The Good Shepherd
Open Your Bible
John 10:1-42, Numbers 27:16-17, Psalm 23:1-4, Micah 2:12-13
This summer, my family decided to host a petting zoo for my niece and nephew’s joint birthday party. Our entire crew rarely gets to celebrate together, so we all chipped in for what we hoped would be a good old-fashioned family memory.
We kept the petting zoo a surprise. Uncle Dave closed the blinds so the kids wouldn’t see the truck pulling into my parents’ driveway, complete with a trailer hitch full of animals. After setting up a small octagon made of portable fencing, the petting zoo operator began to unload the animals from the truck one by one. We all walked outside, and as predicted, the kids lost their minds. There was a cow, a goat, a donkey, an alpaca, and at last, a white wooly sheep. The sheep was not on a lead, and upon seeing the crowd of screaming children, turned and bolted down the street. Chaos ensued—picture half a dozen grown adults chasing a scared animal through a residential neighborhood. The petting zoo guy looked bored and a bit annoyed. Not with the animal, but with us. Once we calmed down, he easily called the sheep back to his side and into the makeshift corral. The sheep was not to blame. Terrified, it had done what its instincts led it to do. The problem was, the sheep’s instincts only sent it further into danger.
Oh, how I am like that sheep.
In John 10, Jesus gently paints a picture for his disciples of what it means to be led by the Good Shepherd. He is not bored or annoyed with His work, guiding helpless creatures to safety. He is wholly invested, ready to lay down His life if danger presents itself. He is not running after us with anxiety, but He calls us to His side with the distinct, loving timbre of His voice. He is the doorway and the one leading us through it. He protects us, keeps us in, and feeds us, leading us out. The picture He paints is not a scene of confusion but of peace. The scripture says He knows us by name (John 10:3) and that He doesn’t run away when there is danger, but steps in front, shielding us and taking every blow.

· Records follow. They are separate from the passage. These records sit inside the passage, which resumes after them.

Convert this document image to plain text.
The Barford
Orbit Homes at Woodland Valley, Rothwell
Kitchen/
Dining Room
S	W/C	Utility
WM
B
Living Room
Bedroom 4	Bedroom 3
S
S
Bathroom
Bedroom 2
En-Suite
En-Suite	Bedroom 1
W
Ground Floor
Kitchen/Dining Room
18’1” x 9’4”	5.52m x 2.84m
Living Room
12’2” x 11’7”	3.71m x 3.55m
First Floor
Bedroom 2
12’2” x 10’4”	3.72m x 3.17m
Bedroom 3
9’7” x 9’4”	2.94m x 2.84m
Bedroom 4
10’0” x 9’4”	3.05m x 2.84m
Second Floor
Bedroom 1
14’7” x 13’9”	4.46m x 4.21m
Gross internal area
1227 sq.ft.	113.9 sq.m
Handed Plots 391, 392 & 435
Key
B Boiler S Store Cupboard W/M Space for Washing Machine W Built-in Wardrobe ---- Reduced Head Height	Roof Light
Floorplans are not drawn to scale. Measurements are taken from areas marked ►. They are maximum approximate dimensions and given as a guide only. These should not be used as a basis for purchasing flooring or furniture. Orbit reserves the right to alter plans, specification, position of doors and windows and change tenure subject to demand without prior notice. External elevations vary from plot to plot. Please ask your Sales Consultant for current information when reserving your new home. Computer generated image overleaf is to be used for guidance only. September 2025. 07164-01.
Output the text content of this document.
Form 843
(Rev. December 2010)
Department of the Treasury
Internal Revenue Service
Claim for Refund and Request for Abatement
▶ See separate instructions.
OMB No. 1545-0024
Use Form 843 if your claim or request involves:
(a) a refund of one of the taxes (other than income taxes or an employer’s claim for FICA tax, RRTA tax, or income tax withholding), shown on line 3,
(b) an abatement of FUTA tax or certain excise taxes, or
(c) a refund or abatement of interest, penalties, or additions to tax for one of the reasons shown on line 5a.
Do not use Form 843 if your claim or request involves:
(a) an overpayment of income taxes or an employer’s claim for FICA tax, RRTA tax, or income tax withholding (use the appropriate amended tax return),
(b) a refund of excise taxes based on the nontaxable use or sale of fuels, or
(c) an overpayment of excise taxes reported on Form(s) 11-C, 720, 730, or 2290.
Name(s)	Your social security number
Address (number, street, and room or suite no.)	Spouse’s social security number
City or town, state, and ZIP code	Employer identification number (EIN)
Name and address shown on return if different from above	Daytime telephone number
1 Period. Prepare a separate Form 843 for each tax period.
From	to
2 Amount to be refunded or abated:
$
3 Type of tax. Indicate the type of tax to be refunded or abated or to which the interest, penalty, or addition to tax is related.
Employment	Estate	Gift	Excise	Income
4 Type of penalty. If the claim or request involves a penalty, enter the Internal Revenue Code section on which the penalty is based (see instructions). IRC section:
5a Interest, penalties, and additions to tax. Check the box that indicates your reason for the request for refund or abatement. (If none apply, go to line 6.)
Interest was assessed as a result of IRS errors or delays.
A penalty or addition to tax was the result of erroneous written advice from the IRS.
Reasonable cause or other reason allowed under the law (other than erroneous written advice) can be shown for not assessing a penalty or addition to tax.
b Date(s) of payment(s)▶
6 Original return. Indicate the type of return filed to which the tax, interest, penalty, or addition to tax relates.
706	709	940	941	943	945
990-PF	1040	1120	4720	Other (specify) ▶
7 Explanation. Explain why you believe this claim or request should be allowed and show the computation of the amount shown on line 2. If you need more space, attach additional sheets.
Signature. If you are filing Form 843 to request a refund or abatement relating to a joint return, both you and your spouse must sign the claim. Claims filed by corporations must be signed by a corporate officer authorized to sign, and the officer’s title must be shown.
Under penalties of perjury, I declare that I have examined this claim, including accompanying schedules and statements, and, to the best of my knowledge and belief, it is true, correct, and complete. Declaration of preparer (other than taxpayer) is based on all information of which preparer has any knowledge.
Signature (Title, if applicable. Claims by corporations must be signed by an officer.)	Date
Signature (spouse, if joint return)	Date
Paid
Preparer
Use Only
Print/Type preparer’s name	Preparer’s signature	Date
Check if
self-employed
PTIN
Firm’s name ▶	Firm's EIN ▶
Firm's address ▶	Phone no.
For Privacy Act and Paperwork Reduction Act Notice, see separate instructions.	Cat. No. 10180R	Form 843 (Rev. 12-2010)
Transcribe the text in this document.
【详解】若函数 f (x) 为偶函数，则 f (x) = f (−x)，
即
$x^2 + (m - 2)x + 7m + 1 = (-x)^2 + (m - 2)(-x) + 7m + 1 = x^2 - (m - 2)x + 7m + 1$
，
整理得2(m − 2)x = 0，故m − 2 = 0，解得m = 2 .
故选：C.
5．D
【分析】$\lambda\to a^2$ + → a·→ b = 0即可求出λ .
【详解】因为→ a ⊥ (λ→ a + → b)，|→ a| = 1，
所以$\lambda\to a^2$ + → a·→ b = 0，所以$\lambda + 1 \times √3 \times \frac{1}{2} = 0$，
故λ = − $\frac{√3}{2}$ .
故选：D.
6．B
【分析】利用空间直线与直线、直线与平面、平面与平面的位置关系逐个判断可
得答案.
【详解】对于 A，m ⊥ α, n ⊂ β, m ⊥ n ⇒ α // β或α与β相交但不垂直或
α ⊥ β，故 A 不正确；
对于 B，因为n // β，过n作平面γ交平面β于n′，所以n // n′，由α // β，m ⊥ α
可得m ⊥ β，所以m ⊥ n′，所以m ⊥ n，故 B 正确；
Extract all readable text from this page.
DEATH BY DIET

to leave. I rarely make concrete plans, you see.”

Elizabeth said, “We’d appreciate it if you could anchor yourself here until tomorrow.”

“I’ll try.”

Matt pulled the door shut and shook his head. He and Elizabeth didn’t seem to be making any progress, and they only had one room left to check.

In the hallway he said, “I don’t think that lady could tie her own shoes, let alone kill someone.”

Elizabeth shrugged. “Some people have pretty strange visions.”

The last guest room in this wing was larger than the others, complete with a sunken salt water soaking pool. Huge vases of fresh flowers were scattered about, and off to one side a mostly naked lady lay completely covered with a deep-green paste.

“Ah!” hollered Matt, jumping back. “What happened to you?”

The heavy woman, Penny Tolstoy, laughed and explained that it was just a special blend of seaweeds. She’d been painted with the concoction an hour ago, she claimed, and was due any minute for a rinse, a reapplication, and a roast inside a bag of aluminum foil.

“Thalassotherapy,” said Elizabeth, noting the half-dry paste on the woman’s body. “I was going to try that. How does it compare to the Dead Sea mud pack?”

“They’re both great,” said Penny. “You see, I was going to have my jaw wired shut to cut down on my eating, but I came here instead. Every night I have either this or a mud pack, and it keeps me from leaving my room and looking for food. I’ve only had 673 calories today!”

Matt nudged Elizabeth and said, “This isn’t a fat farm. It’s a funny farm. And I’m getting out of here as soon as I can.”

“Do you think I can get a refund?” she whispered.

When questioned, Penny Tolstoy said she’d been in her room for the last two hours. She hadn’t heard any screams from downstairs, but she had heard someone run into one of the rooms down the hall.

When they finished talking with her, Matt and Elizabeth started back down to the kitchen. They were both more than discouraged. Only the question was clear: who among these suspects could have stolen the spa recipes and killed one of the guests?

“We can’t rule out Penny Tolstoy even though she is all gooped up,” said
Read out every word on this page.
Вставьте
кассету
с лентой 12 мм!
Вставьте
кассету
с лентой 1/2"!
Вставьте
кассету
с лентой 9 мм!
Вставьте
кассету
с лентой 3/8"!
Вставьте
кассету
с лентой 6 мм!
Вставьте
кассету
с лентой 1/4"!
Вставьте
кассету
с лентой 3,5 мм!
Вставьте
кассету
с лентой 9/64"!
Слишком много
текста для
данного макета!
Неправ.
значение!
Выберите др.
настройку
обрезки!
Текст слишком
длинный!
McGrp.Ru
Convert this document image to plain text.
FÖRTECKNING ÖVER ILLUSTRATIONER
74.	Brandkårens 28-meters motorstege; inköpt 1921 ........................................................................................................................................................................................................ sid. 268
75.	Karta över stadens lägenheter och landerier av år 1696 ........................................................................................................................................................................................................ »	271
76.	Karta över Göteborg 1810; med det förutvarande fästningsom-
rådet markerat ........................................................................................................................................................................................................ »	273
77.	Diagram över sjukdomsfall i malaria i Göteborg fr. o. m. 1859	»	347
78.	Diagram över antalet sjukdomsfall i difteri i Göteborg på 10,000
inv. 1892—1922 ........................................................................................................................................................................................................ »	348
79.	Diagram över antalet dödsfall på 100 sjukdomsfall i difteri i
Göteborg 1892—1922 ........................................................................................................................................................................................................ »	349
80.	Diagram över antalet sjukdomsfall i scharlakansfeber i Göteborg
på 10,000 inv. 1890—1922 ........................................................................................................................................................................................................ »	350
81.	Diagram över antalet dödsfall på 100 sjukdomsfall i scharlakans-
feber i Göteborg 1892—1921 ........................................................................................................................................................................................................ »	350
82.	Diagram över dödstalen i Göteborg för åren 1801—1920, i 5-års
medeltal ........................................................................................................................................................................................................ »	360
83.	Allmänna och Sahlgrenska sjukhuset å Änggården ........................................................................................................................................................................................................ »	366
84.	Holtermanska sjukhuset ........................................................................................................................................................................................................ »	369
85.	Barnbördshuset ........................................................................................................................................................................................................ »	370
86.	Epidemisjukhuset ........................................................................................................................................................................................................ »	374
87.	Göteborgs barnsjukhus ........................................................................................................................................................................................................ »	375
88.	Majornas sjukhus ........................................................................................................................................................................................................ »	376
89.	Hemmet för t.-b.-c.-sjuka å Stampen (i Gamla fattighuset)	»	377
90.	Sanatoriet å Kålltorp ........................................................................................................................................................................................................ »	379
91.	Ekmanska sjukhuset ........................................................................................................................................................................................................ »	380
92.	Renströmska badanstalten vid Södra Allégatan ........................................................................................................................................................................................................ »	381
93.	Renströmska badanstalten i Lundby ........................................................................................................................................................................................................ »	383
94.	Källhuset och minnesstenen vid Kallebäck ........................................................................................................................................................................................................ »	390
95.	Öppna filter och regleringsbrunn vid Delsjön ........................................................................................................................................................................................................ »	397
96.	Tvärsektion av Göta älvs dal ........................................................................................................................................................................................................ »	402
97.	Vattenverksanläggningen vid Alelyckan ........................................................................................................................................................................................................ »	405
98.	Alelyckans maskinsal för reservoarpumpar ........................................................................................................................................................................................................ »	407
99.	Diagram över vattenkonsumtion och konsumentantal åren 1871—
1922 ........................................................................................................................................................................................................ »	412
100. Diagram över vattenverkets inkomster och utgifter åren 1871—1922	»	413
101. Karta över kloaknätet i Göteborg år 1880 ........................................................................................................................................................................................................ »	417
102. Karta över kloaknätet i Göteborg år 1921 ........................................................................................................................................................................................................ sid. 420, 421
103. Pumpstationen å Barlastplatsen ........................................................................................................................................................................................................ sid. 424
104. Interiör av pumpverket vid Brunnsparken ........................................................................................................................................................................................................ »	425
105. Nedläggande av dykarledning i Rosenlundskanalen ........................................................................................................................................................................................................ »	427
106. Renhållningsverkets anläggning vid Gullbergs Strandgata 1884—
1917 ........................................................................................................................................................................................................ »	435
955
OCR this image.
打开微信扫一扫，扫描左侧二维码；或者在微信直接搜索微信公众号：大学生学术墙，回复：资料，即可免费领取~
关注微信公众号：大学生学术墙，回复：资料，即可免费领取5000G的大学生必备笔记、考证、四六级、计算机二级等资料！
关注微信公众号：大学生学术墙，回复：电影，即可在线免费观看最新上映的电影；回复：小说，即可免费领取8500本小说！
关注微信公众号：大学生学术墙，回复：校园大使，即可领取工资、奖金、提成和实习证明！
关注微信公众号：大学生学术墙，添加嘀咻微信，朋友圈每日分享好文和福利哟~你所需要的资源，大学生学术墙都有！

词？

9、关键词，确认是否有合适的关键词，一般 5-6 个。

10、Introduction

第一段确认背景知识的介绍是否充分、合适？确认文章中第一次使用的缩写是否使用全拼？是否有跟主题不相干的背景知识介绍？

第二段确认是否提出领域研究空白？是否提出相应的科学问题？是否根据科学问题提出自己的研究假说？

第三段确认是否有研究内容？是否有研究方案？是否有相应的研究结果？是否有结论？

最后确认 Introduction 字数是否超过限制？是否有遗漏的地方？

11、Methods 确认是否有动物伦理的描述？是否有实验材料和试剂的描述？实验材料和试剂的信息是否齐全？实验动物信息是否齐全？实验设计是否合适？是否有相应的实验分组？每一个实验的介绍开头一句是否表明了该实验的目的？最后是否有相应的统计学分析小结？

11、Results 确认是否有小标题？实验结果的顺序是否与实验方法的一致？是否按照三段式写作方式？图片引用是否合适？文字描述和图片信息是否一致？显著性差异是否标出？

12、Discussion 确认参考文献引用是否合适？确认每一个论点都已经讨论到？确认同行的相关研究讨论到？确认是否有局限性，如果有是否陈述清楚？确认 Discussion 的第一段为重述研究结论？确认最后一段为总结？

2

Many people today do not live in an agrarian society. I do not know the intimate details of caring for skittish sheep. I rarely have a chance to witness firsthand how a sheep’s instincts can lead it astray. But I know my own heart. I know how seductive the world can be. I know that my warped instincts often lead me further into the heart of sin when all I want is to hear the Lord’s voice.
Today, I pray that we will slow down and listen for the still, calm sound of our Shepherd’s voice. That we will turn away from the chaos of the world and look deep into the steady gaze of His Word. Jesus Himself tells us the truth: He knows us by name, He leads us and guides us, and He lays down His life and takes it back up. To this, some said, “He’s crazy” (v.20). But to those who know their own hearts and who long for a Good Shepherd, these words are the very source of life.